Frequently Asked Questions

What is RISC-V and why does it matter for AI infrastructure?

RISC-V is an open-source instruction set architecture that allows companies to design custom chips without paying licensing fees to Intel or ARM. For AI infrastructure, this means organizations can create specialized processors optimized for their specific workloads while maintaining compatibility with existing software ecosystems like Nvidia's CUDA.

Why did OpenAI pause its UK Stargate project?

OpenAI cited two main factors: UK industrial electricity prices that are roughly four times higher than US rates, and regulatory uncertainty around copyright law for AI training. The combination creates both immediate cost pressures and long-term legal risks for large-scale AI infrastructure investments.

How does the EU AI Act affect organizations using AI in career guidance?

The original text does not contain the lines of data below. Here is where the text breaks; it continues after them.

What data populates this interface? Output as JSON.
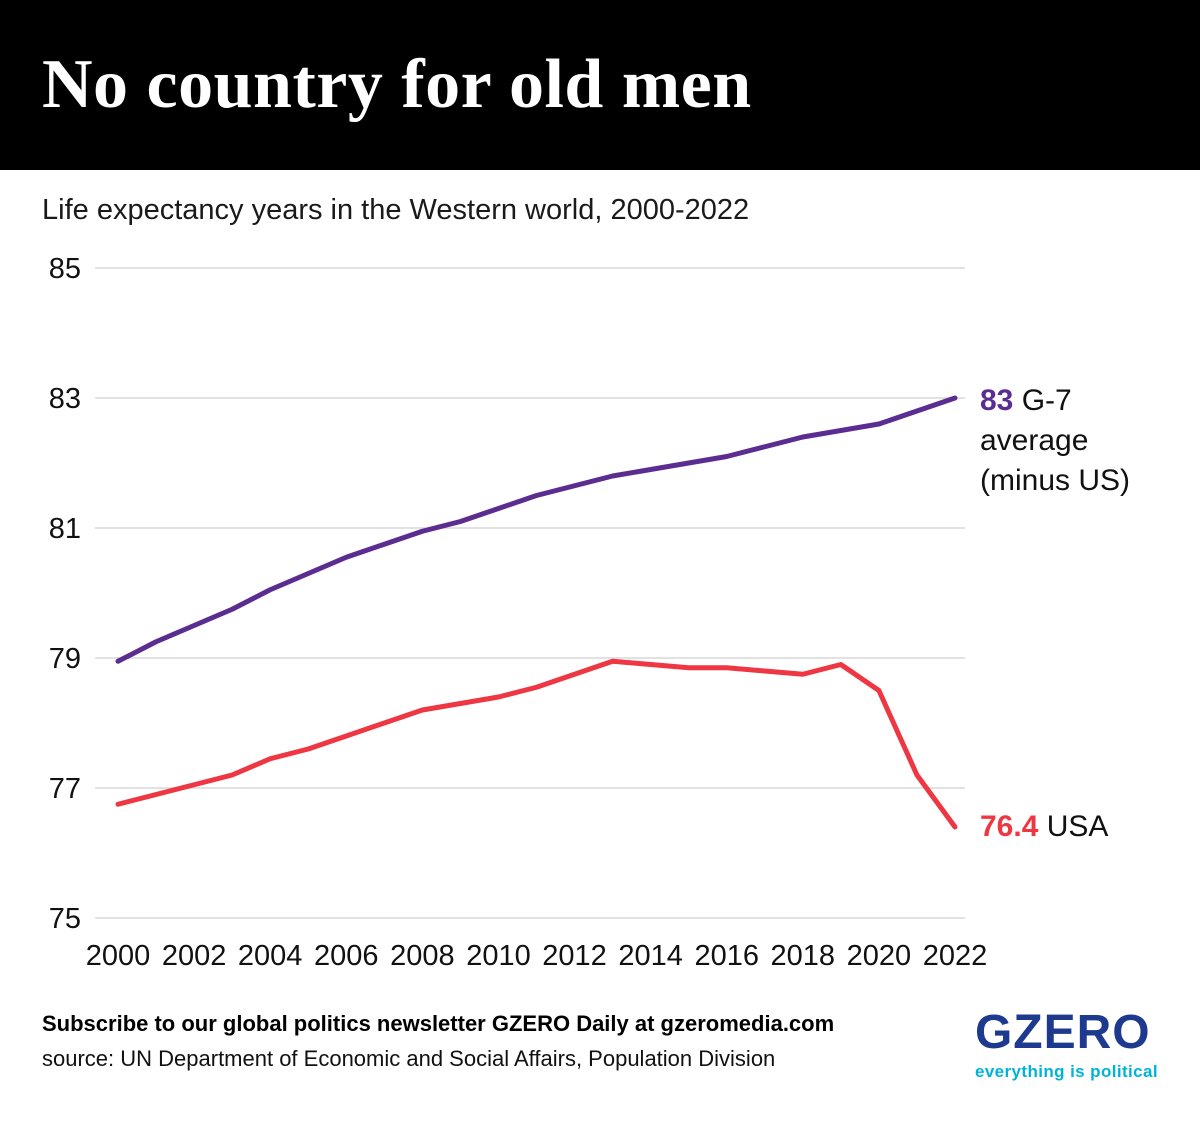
{
  "header": {
    "title": "No country for old men"
  },
  "subtitle": "Life expectancy years in the Western world, 2000-2022",
  "chart_data": {
    "type": "line",
    "title": "Life expectancy years in the Western world, 2000-2022",
    "x": [
      2000,
      2001,
      2002,
      2003,
      2004,
      2005,
      2006,
      2007,
      2008,
      2009,
      2010,
      2011,
      2012,
      2013,
      2014,
      2015,
      2016,
      2017,
      2018,
      2019,
      2020,
      2021,
      2022
    ],
    "series": [
      {
        "name": "G-7 average (minus US)",
        "color": "#5b2d91",
        "values": [
          78.95,
          79.25,
          79.5,
          79.75,
          80.05,
          80.3,
          80.55,
          80.75,
          80.95,
          81.1,
          81.3,
          81.5,
          81.65,
          81.8,
          81.9,
          82.0,
          82.1,
          82.25,
          82.4,
          82.5,
          82.6,
          82.8,
          83.0
        ]
      },
      {
        "name": "USA",
        "color": "#ee3742",
        "values": [
          76.75,
          76.9,
          77.05,
          77.2,
          77.45,
          77.6,
          77.8,
          78.0,
          78.2,
          78.3,
          78.4,
          78.55,
          78.75,
          78.95,
          78.9,
          78.85,
          78.85,
          78.8,
          78.75,
          78.9,
          78.5,
          77.2,
          76.4
        ]
      }
    ],
    "ylim": [
      75,
      85
    ],
    "yticks": [
      75,
      77,
      79,
      81,
      83,
      85
    ],
    "xticks": [
      2000,
      2002,
      2004,
      2006,
      2008,
      2010,
      2012,
      2014,
      2016,
      2018,
      2020,
      2022
    ],
    "grid": true,
    "legend_position": "right-of-line-ends",
    "annotations": [
      {
        "value_label": "83",
        "text": "G-7 average (minus US)",
        "color": "#5b2d91"
      },
      {
        "value_label": "76.4",
        "text": "USA",
        "color": "#ee3742"
      }
    ]
  },
  "labels": {
    "g7": {
      "value": "83",
      "rest": " G-7 average (minus US)"
    },
    "usa": {
      "value": "76.4",
      "rest": " USA"
    }
  },
  "footer": {
    "subscribe": "Subscribe to our global politics newsletter GZERO Daily at gzeromedia.com",
    "source": "source: UN Department of Economic and Social Affairs, Population Division",
    "logo": "GZERO",
    "tagline": "everything is political"
  },
  "colors": {
    "g7_line": "#5b2d91",
    "usa_line": "#ee3742",
    "gridline": "#d8d8d8",
    "band_background": "#000000",
    "logo_navy": "#1e3a8f",
    "tagline_cyan": "#00b4d8"
  }
}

Starting August 2026, organizations using AI systems that significantly impact career decisions must comply with transparency requirements, including disclosing AI use and ensuring proper oversight. Many career guidance providers haven't yet developed the governance frameworks needed for compliance.

What are AI Growth Zones in the UK?

AI Growth Zones are designated areas where the UK government aims to accelerate AI infrastructure development through streamlined planning processes and targeted support. However, the Stargate UK pause shows that designation alone doesn't solve underlying challenges like energy costs and grid capacity.

How significant is Nvidia's investment in SiFive?

Nvidia's participation in SiFive's $400 million funding round represents a strategic hedge – the GPU giant is backing technology that could eventually compete with its current ecosystem. This suggests Nvidia sees the AI infrastructure landscape as more fluid than its current dominance might suggest.

Human×AI Daily Brief is compiled from TechCrunch, CNBC, BBC, Reuters, Politico, The Next Web, Ada Lovelace Institute, GOV.UK, Data Centre Review, and World Economic Forum. This is meant to be useful, not comprehensive.